PURPOSE: The report investigates cisatracurium neuromuscular block in a myasthenic patient undergoing thymectomy. CLINICAL FEATURES: A myasthenic patient (Osserman II B) was prepared preoperatively with 240 mg x day(-1) pyridostigmine. The neuromuscular block produced by 0.05 mg x kg(-1) cisatracurium was monitored by Datex electromyography. The electromyographic response was compared with that in a control group of five non-myasthenic patients. In the myasthenic patient, cisatracurium resulted in a rapid onset of complete (97-98%) neuromuscular block, while a slow onset of partial (80-90%) block was achieved in the control group. Also, administration of 0.05 mg x kg(-1) neostigmine at the end of surgery reversed the neuromuscular block of cisatracurium in the non-myasthenic patients, but did not change the rate of spontaneous recovery in the myasthenic patient. CONCLUSION: The myasthenic patient is sensitive to cisatracurium, as evidenced by a more rapid onset and more marked neuromuscular block compared with the control non-myasthenic patients. This may be attributed to the decreased number of functional endplate acetylcholine receptors in the myasthenic patient, with a consequent decrease of the safety margin of neuromuscular transmission.
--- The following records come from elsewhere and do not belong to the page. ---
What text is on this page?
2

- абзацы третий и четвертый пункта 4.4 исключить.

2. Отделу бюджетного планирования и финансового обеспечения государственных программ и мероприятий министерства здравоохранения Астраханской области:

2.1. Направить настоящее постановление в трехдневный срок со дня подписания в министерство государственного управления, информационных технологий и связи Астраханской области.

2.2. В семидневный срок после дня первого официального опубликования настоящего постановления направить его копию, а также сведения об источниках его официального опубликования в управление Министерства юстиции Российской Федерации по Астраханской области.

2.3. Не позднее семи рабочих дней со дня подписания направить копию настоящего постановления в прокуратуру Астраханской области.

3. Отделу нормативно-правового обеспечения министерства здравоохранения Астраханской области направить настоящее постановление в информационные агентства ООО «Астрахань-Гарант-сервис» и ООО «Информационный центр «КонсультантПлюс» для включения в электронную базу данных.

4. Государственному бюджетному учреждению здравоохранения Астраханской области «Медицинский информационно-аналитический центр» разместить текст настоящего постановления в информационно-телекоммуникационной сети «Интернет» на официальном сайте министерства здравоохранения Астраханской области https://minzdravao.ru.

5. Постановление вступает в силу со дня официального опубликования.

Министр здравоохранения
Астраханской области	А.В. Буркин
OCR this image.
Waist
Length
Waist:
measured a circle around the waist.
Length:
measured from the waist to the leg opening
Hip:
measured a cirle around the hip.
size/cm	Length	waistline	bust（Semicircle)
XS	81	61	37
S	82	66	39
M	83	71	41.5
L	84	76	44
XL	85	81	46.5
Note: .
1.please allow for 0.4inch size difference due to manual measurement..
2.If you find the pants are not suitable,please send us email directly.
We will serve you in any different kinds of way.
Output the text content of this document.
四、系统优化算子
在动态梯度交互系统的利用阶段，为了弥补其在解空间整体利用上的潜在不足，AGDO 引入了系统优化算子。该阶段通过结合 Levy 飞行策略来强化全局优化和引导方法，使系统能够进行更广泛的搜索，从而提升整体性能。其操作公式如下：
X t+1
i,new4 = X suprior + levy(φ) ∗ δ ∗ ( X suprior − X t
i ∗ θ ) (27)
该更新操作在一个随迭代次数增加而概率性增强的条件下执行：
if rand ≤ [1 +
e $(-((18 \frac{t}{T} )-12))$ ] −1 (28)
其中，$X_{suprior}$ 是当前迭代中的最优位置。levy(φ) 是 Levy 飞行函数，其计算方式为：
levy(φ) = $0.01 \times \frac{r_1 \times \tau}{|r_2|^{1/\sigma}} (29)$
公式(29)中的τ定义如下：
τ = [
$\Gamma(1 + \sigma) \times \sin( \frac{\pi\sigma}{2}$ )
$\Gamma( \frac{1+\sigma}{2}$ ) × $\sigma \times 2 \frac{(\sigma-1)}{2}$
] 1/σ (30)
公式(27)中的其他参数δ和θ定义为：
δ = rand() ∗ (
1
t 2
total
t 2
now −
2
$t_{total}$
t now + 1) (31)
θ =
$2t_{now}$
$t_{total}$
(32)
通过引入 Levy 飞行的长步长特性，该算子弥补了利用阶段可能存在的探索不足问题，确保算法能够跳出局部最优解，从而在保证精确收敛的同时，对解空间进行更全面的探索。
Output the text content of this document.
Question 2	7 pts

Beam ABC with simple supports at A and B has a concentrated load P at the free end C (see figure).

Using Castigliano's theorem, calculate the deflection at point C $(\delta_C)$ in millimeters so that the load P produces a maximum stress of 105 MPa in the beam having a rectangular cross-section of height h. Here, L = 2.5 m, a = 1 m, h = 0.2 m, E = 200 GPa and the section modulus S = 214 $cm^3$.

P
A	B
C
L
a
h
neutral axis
Also, in contrast with the control group, the rate of recovery from neuromuscular block in the myasthenic patient was not enhanced by neostigmine at the end of surgery. This may be attributed to the prior inhibition of acetylcholinesterase by the preoperative pyridostigmine, as well as by possible desensitization of the cholinergic receptors secondary to prolonged pyridostigmine therapy.